From a corporate perspective, you move to where the conditions are better. And the countries that offer those better conditions become crypto powerhouses as more serious players cluster there.
“Decentralised finance will be part of the future.”
“Decentralized finance will be part of the future.”
One such crypto-friendly jurisdiction is Singapore.
Since January 2020, Singapore has exempted crypto transactions from value-added tax and does not levy capital-gains tax on them.
The Monetary Authority of Singapore (MAS) openly supports blockchain development and cryptocurrencies,
making the country something close to paradise for businesses in the crypto-asset space.
As a result, more Japanese crypto firms are choosing to base their headquarters in Singapore, and Korean companies are following a similar path.
Even Singapore, as friendly to crypto as it is, has its concerns.
Those concerns are consumer protection, money laundering, and financial stability.
The United States is thinking along similar lines.
According to the Responsible Financial Innovation Act introduced in June,
assets whose value depends on the actions of the issuing company, but which, unlike bonds, do not give holders a direct monetary claim on the issuer, are defined as “ancillary assets.”

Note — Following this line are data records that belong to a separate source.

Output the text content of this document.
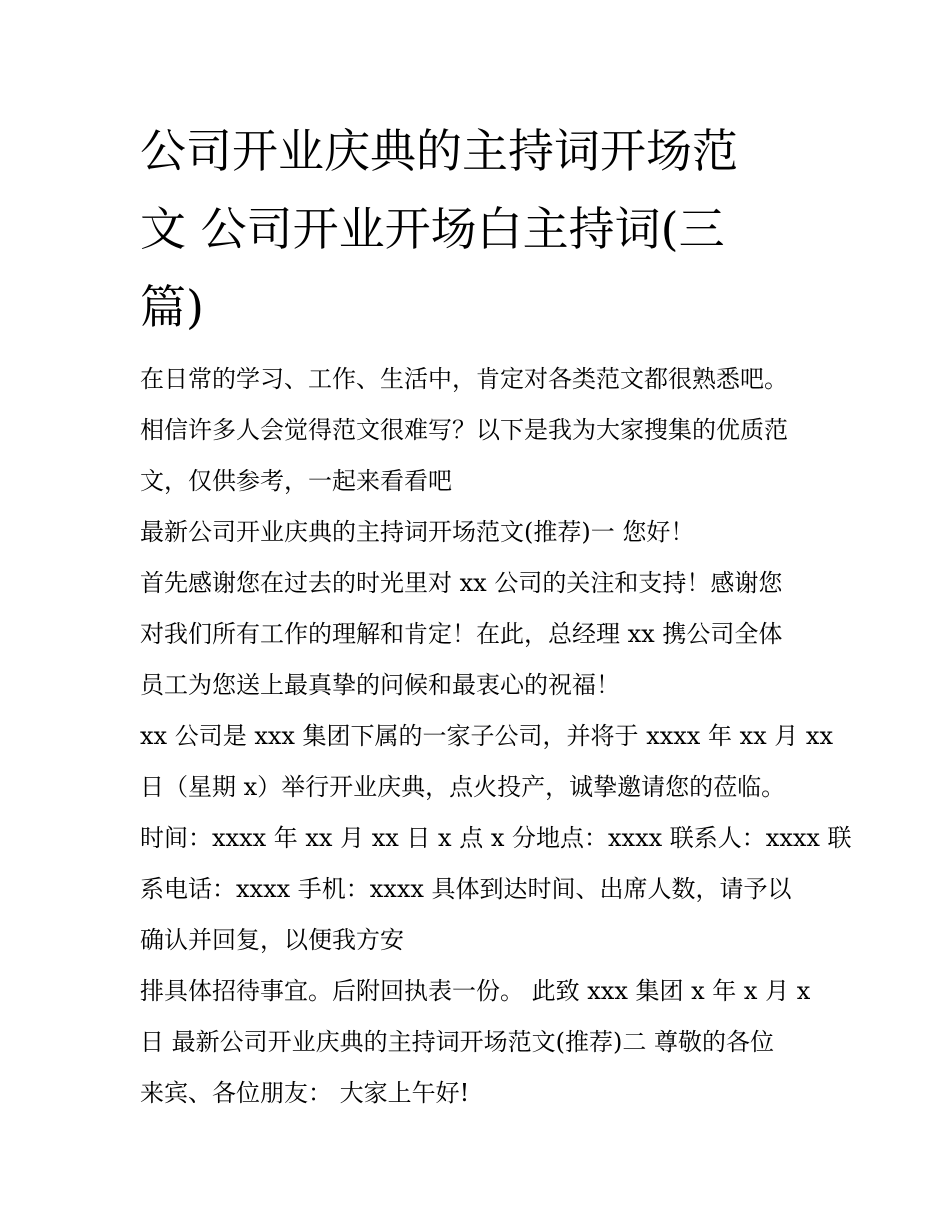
公司开业庆典的主持词开场范
文 公司开业开场白主持词(三
篇)
在日常的学习、工作、生活中，肯定对各类范文都很熟悉吧。
相信许多人会觉得范文很难写？以下是我为大家搜集的优质范
文，仅供参考，一起来看看吧
最新公司开业庆典的主持词开场范文(推荐)一 您好！
首先感谢您在过去的时光里对 xx 公司的关注和支持！感谢您
对我们所有工作的理解和肯定！在此，总经理 xx 携公司全体
员工为您送上最真挚的问候和最衷心的祝福！
xx 公司是 xxx 集团下属的一家子公司，并将于 xxxx 年 xx 月 xx
日（星期 x）举行开业庆典，点火投产，诚挚邀请您的莅临。
时间：xxxx 年 xx 月 xx 日 x 点 x 分地点：xxxx 联系人：xxxx 联
系电话：xxxx 手机：xxxx 具体到达时间、出席人数，请予以
确认并回复，以便我方安
排具体招待事宜。后附回执表一份。 此致 xxx 集团 x 年 x 月 x
日 最新公司开业庆典的主持词开场范文(推荐)二 尊敬的各位
来宾、各位朋友： 大家上午好!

In other words, they would fall under the jurisdiction of the Commodity Futures Trading Commission (CFTC), while anything that qualifies as a security would be overseen by the Securities and Exchange Commission (SEC).
These two agencies share a core mandate: protecting consumers and investors.
They are not inherently hostile to crypto assets. Citing surveys that show 20% of American adults own cryptocurrencies, they have stressed that “we need to focus on consumer protection.”
This means that, at least initially, regulation is likely to focus less on taxing individual investors and more on regulating companies.
Those corporate rules will center on areas that can directly affect consumers – listings, financial soundness, market manipulation, reserves, and similar issues.
Countries will move to weed out weak players in the DeFi and broader crypto markets.
Many firms will collapse in the process.
In the end, it simply means that companies destined to fail will fail a bit earlier. But the shockwaves from their collapse will hit early adopters as well, so this is a time for extra caution around crypto services and products.
If you know consumers or investors exposed to these risks, it may be worth giving them a quiet heads-up.
As a side note, Korea currently
plans to start taxing income from crypto assets on January 1, 2025, applying a 20% separate tax on gains exceeding a basic allowance of 2.5 million won.
The government also plans to use the US regulatory report on digital assets, due in October, as a reference point for full-fledged legislation.
Given that the October legislative push is expected to focus more on regulating companies than on taxation, it does not appear likely that Korea will bring forward the start date for taxation or raise the tax rate.